I look down at the clubhouse. A fortress in the trees. Alexandria waits in the basement, and these bastards are at my gate.
I don't just run; I descend like an avalanche. I hit the tree line as the first black SUV breaches the perimeter fence. I don’t wait for them to exit. I shoulder my rifle, tracking the lead driver through the thermal scope. Crack. The windshield spiders as the vehicle veers into a snowbank.
I’m a ghost in the trees, a predator in my own woods.
I flank the second vehicle as three mercenaries spill out, weapons raised toward the clubhouse.
They never see me coming.
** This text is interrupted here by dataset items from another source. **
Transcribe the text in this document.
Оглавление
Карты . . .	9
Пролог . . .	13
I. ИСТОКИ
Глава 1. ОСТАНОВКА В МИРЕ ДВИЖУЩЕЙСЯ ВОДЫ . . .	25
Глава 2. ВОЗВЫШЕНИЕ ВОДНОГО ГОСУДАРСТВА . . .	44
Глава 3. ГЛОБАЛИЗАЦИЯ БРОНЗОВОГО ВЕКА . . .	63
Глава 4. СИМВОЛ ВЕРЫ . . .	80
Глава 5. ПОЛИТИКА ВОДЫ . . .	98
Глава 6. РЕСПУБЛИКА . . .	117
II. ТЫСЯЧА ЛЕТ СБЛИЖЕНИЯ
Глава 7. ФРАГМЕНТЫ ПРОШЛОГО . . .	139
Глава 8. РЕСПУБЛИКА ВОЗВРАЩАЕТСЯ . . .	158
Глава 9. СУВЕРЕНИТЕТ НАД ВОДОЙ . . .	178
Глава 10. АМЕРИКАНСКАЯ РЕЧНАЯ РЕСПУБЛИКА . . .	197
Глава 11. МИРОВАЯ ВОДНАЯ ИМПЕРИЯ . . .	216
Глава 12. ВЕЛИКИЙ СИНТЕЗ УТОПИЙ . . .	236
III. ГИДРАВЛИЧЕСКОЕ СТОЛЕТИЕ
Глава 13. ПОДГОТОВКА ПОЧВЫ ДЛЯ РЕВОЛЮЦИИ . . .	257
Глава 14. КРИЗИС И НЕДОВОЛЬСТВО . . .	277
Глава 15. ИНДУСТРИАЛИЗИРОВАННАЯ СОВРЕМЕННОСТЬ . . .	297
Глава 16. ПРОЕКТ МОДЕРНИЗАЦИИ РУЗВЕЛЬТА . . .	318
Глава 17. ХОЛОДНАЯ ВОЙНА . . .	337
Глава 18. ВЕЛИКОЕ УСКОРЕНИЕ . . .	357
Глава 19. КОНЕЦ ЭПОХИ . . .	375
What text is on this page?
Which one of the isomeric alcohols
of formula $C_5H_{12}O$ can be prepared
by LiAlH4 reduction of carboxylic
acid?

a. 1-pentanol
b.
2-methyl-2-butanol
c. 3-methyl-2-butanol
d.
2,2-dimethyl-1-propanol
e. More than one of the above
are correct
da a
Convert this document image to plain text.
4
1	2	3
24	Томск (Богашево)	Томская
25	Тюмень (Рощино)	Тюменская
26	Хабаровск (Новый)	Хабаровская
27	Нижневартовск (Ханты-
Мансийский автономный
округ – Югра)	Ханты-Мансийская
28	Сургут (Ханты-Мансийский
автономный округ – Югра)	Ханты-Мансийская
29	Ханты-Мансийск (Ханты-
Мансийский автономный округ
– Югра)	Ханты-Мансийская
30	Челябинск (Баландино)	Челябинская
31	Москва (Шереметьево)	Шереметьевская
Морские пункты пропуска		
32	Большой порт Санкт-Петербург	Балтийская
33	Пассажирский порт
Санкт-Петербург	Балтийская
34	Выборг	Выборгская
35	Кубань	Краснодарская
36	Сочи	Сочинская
I slide the Ka-Bar from my hip, taking the first one from behind, my hand covering his scream as I open his throat.
The others turn, but I’m already moving—a blur of leather and lethal intent.
I drop the second with two precise rounds to the chest before the third can even find his sight.
The air is thick with the scent of cordite and iron. I hear Logan’s roar from the porch, the heavy rhythmic thrum of his shotgun joining the chorus of death.
A fourth SUV skids into the clearing, the tires kicking up a spray of red-stained slush.
I don't wait for the doors to open. I sprint, my boots hammering the frozen earth.
One merc spills out, reaching for a grenade.
I hit him at full speed, my shoulder caving in his chest before I drive my thumb into his eye socket.
I spin, catching the second one's wrist. The bone snaps with a wet, splintering pop.
I wrench the pistol from his grip and fire point-blank, the heat of the muzzle flash singeing my hair.
A third man lunges with a combat blade. I don't flinch.
I take the edge across my shoulder, the sting only fueling the fire in my gut.
I grab his head and slam it against the steel frame of the vehicle.
Again. And again. My knuckles shred against his teeth and the metal, the skin peeling back, but the adrenaline is a shield.
I don't stop until his skull gives way. I don't stop until the only thing left of his face is a memory of my rage.
I don't stop until the last heat signature in the yard goes cold. I won’t just burn the world for her. I’ll tear it apart with my bare hands until there’s no one left to even remember her name.